Prosecutor: South LA serial killer Hughes should get death

A prosecutor told a jury Monday that convicted serial killer Michael Hughes should be sentenced to death for a string of decades-old murders in South Los Angeles because he showed no mercy to his victims, including a 15-year-old girl, and no remorse for the vicious, callous crimes.

The murders of six women and a teenage girl by Hughes in the late 1980s and early 1990s were purposeful, intentional and premeditated acts that warrant the stiffest sentence California has to offer, Deputy District Attorney Beth Silverman said.

"This defendant knew exactly what he was doing when he killed each of these women," Silverman said during the penalty phase of Hughes' trial. "He knows the consequences of his behavior. He just doesn't care."

Hughes, 55, already is serving a life sentence for killing four women in the 1990s. He was found guilty last month of murdering Yvonne Coleman, 15, Verna Williams, 36, and Deborah Jackson, 32, between 1986 and 1993.

Jurors will have to decide if Hughes should be given the death penalty or life in prison without parole.

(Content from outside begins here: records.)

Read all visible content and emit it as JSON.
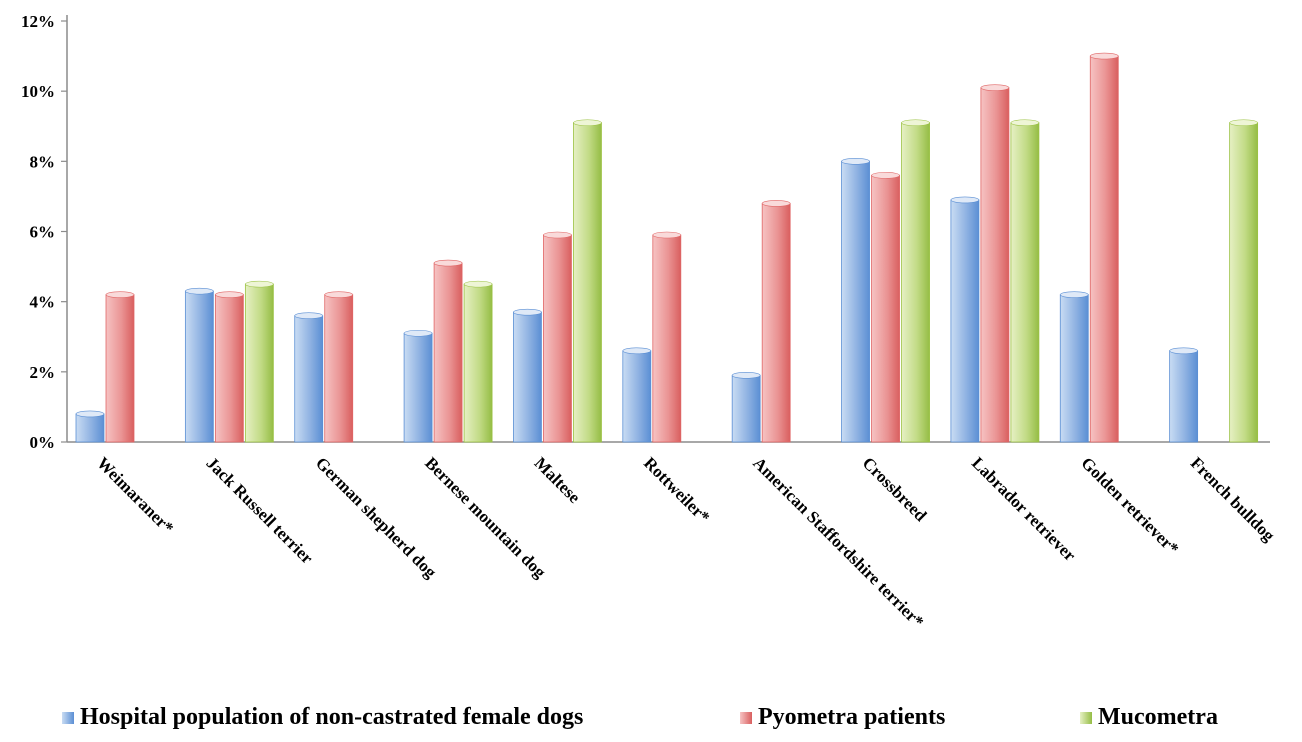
{
  "chart_data": {
    "type": "bar",
    "categories": [
      "Weimaraner*",
      "Jack Russell terrier",
      "German shepherd dog",
      "Bernese mountain dog",
      "Maltese",
      "Rottweiler*",
      "American Staffordshire terrier*",
      "Crossbreed",
      "Labrador retriever",
      "Golden retriever*",
      "French bulldog"
    ],
    "series": [
      {
        "name": "Hospital population of non-castrated female dogs",
        "color": "#5b8fd4",
        "values": [
          0.8,
          4.3,
          3.6,
          3.1,
          3.7,
          2.6,
          1.9,
          8.0,
          6.9,
          4.2,
          2.6
        ]
      },
      {
        "name": "Pyometra patients",
        "color": "#e06666",
        "values": [
          4.2,
          4.2,
          4.2,
          5.1,
          5.9,
          5.9,
          6.8,
          7.6,
          10.1,
          11.0,
          null
        ]
      },
      {
        "name": "Mucometra",
        "color": "#9bc243",
        "values": [
          null,
          4.5,
          null,
          4.5,
          9.1,
          null,
          null,
          9.1,
          9.1,
          null,
          9.1
        ]
      }
    ],
    "yticks": [
      "0%",
      "2%",
      "4%",
      "6%",
      "8%",
      "10%",
      "12%"
    ],
    "ylim": [
      0,
      12
    ],
    "grid": false,
    "legend_position": "bottom"
  }
}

Defense attorney Aron Laub will present his closing argument Tuesday.

Hughes was investigated by a task force looking into the killings of as many as 90 women in South Los Angeles. Police dubbed the killer the "Southside Slayer" but later concluded at least three serial killers were stalking women during a crack cocaine epidemic that forced some women onto the streets as prostitutes in order to support their habits.

Pizza deliveryman Chester Turner was convicted in 2007 and sentenced to death for killing 10 women and a fetus in Los Angeles in the 1980s and '90s. He has been charged with four additional killings and ordered to stand trial.

In addition, investigators arrested Lonnie Franklin Jr., a South Los Angeles mechanic, last year. He has pleaded not guilty to 10 counts of murder and one count of attempted murder. Prosecutors suspect Franklin shot or strangled women and girls between 1985 and 2007, dumping their bodies in alleys near his home. The victims ranged in age from 14 to 36.

DNA evidence linked Hughes to killings that authorities say were done for sexual gratification, Silverman said. Coleman was raped and like many of the other women, she was strangled.

On Monday, Silverman placed large photos of the victims on each side of the jury box. Hughes, wearing a powder blue shirt and tan pants, showed no reaction during Silverman's closing argument.

None of the experts called to testify said Hughes was insane or had any abnormal brain dysfunction, Silverman said. While Hughes may have had an abusive childhood, as the defense contends, that doesn't mitigate the severity of the crimes he committed, the prosecutor said.

"Have you heard any evidence that reduces the brutal nature of these crimes?" Silverman asked jurors. "We ask you to show the same mercy, the same compassion, he showed his victims."